It's my first time posting on here and I already feel guilty as hell! My current situation is, I'm married with a 3 year ds, 35 weeks pregnant with ppd and have a step son, 7 who has adhd. My husband also has adhd and i'm worried my ds is showing symptoms. From this you might be able to tell our current family dynamic can be difficult, tiring and stressful at times.
I guess I'm writing this to see if anyone else is in a similar situation, or just to get it off my chest and talk to other mums, because I don't have any mum friends and anyone to chat with about this. (hence the ppd)
We have ss with us twice a week and on those days there is constant arguing between myself and dh (never in front of kids) he is a very intelligent child and we have a good relationship but lately I'm finding it very difficult to deal with his behaviour. He is so disrespectful and rude, exhausting, argumentative, insanely hyperactive and just doesn't listen. He is also a good big brother, sweet and caring and such a little character.

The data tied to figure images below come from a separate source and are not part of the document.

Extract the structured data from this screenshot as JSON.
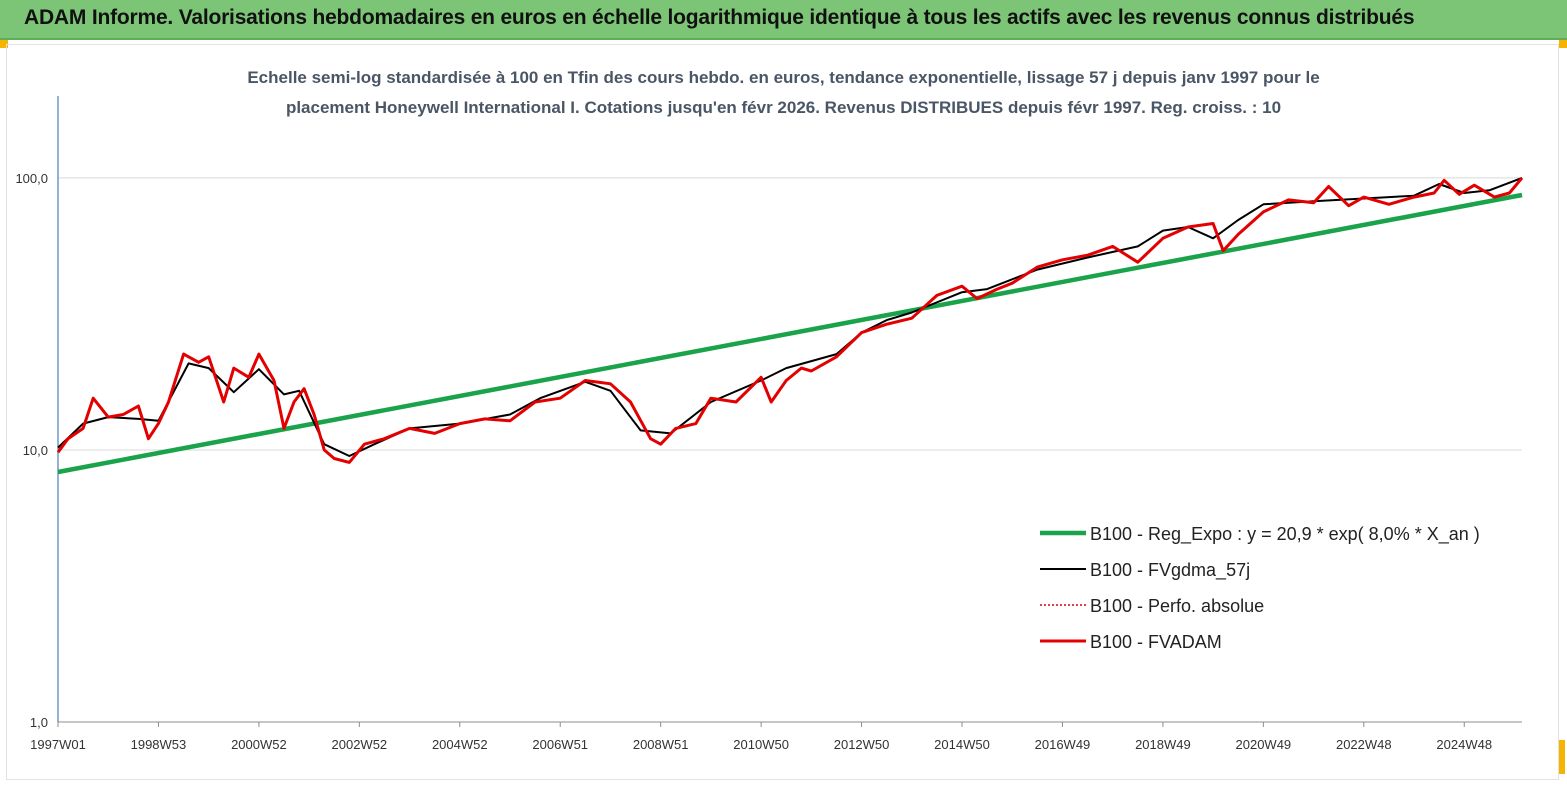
{
  "header": {
    "title": "ADAM Informe. Valorisations hebdomadaires en euros en échelle logarithmique identique à tous les actifs avec les revenus connus distribués"
  },
  "colors": {
    "banner": "#7cc576",
    "reg_expo": "#1aa34a",
    "fvgdma": "#000000",
    "perfo": "#e00000",
    "fvadam": "#e30000",
    "corner": "#f4b400"
  },
  "chart_data": {
    "type": "line",
    "title_line1": "Echelle semi-log standardisée à 100 en Tfin des cours hebdo. en euros, tendance exponentielle, lissage 57 j depuis janv 1997 pour le",
    "title_line2": "placement Honeywell International I. Cotations jusqu'en févr 2026. Revenus DISTRIBUES depuis févr 1997. Reg. croiss. : 10",
    "y_scale": "log",
    "ylim": [
      1,
      200
    ],
    "y_ticks": [
      {
        "value": 1,
        "label": "1,0"
      },
      {
        "value": 10,
        "label": "10,0"
      },
      {
        "value": 100,
        "label": "100,0"
      }
    ],
    "xlim": [
      1997.0,
      2026.15
    ],
    "x_ticks": [
      {
        "value": 1997.0,
        "label": "1997W01"
      },
      {
        "value": 1999.0,
        "label": "1998W53"
      },
      {
        "value": 2001.0,
        "label": "2000W52"
      },
      {
        "value": 2003.0,
        "label": "2002W52"
      },
      {
        "value": 2005.0,
        "label": "2004W52"
      },
      {
        "value": 2007.0,
        "label": "2006W51"
      },
      {
        "value": 2009.0,
        "label": "2008W51"
      },
      {
        "value": 2011.0,
        "label": "2010W50"
      },
      {
        "value": 2013.0,
        "label": "2012W50"
      },
      {
        "value": 2015.0,
        "label": "2014W50"
      },
      {
        "value": 2017.0,
        "label": "2016W49"
      },
      {
        "value": 2019.0,
        "label": "2018W49"
      },
      {
        "value": 2021.0,
        "label": "2020W49"
      },
      {
        "value": 2023.0,
        "label": "2022W48"
      },
      {
        "value": 2025.0,
        "label": "2024W48"
      }
    ],
    "legend_position": "bottom-right",
    "grid": "horizontal",
    "series": [
      {
        "name": "B100 - Reg_Expo : y = 20,9 * exp( 8,0% * X_an )",
        "key": "reg",
        "style": "thick",
        "x": [
          1997.0,
          2026.15
        ],
        "values": [
          8.3,
          86.5
        ]
      },
      {
        "name": "B100 - FVgdma_57j",
        "key": "gdma",
        "style": "thin",
        "x": [
          1997.0,
          1997.5,
          1998.0,
          1998.6,
          1999.0,
          1999.6,
          2000.0,
          2000.5,
          2001.0,
          2001.5,
          2001.8,
          2002.3,
          2002.8,
          2003.3,
          2004.0,
          2005.0,
          2006.0,
          2006.6,
          2007.5,
          2008.0,
          2008.6,
          2009.2,
          2010.0,
          2011.0,
          2011.5,
          2012.5,
          2013.0,
          2013.5,
          2014.0,
          2015.0,
          2015.5,
          2016.5,
          2017.5,
          2018.5,
          2019.0,
          2019.5,
          2020.0,
          2020.5,
          2021.0,
          2022.0,
          2022.5,
          2023.0,
          2024.0,
          2024.5,
          2025.0,
          2025.5,
          2026.15
        ],
        "values": [
          10.2,
          12.5,
          13.2,
          13.0,
          12.8,
          20.8,
          20.0,
          16.3,
          19.8,
          16.0,
          16.5,
          10.5,
          9.5,
          10.5,
          12.0,
          12.5,
          13.5,
          15.5,
          17.8,
          16.5,
          11.8,
          11.5,
          15.0,
          18.0,
          20.0,
          22.5,
          27.0,
          30.0,
          32.0,
          38.0,
          39.0,
          46.0,
          51.0,
          56.0,
          64.0,
          66.0,
          60.0,
          70.0,
          80.0,
          82.0,
          83.0,
          84.0,
          86.0,
          95.0,
          88.0,
          90.0,
          100.0
        ]
      },
      {
        "name": "B100 - Perfo. absolue",
        "key": "perfo",
        "style": "dotted",
        "x": [],
        "values": []
      },
      {
        "name": "B100 - FVADAM",
        "key": "fvadam",
        "style": "thick",
        "x": [
          1997.0,
          1997.2,
          1997.5,
          1997.7,
          1998.0,
          1998.3,
          1998.6,
          1998.8,
          1999.0,
          1999.2,
          1999.5,
          1999.8,
          2000.0,
          2000.3,
          2000.5,
          2000.8,
          2001.0,
          2001.3,
          2001.5,
          2001.7,
          2001.9,
          2002.1,
          2002.3,
          2002.5,
          2002.8,
          2003.1,
          2003.5,
          2004.0,
          2004.5,
          2005.0,
          2005.5,
          2006.0,
          2006.5,
          2007.0,
          2007.5,
          2008.0,
          2008.4,
          2008.8,
          2009.0,
          2009.3,
          2009.7,
          2010.0,
          2010.5,
          2011.0,
          2011.2,
          2011.5,
          2011.8,
          2012.0,
          2012.5,
          2013.0,
          2013.5,
          2014.0,
          2014.5,
          2015.0,
          2015.3,
          2015.7,
          2016.0,
          2016.5,
          2017.0,
          2017.5,
          2018.0,
          2018.5,
          2019.0,
          2019.5,
          2020.0,
          2020.2,
          2020.5,
          2021.0,
          2021.5,
          2022.0,
          2022.3,
          2022.7,
          2023.0,
          2023.5,
          2024.0,
          2024.4,
          2024.6,
          2024.9,
          2025.2,
          2025.6,
          2025.9,
          2026.15
        ],
        "values": [
          9.8,
          11.0,
          12.0,
          15.5,
          13.2,
          13.5,
          14.5,
          11.0,
          12.5,
          15.0,
          22.5,
          21.0,
          22.0,
          15.0,
          20.0,
          18.5,
          22.5,
          18.0,
          12.0,
          15.0,
          16.8,
          13.5,
          10.0,
          9.3,
          9.0,
          10.5,
          11.0,
          12.0,
          11.5,
          12.5,
          13.0,
          12.8,
          15.0,
          15.5,
          18.0,
          17.5,
          15.0,
          11.0,
          10.5,
          12.0,
          12.5,
          15.5,
          15.0,
          18.5,
          15.0,
          18.0,
          20.0,
          19.5,
          22.0,
          27.0,
          29.0,
          30.5,
          37.0,
          40.0,
          36.0,
          39.0,
          41.0,
          47.0,
          50.0,
          52.0,
          56.0,
          49.0,
          60.0,
          66.0,
          68.0,
          54.0,
          62.0,
          75.0,
          83.0,
          81.0,
          93.0,
          79.0,
          85.0,
          80.0,
          85.0,
          88.0,
          98.0,
          87.0,
          94.0,
          85.0,
          88.0,
          100.0
        ]
      }
    ]
  }
}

I guess I'm coming so close to giving birth I'm generally exhausted and stressed out and I have a shorter fuse than normal and his behaviour grates on me to the point I don't want to be at home when he's there, and I feel terrible and guilty for feeling that way. For instance, today he spat chewing gum in my face, broke ds electric quad bike jumping on it and throwing it into a wall, broke 2 tennis rackets, glued a measuring tape to the floor, and all the answering back, being defiant and not doing what he is told when you ask a million times.
I know the symptoms and the why of these behaviours but I'm really struggling with it atm. Can anyone else relate?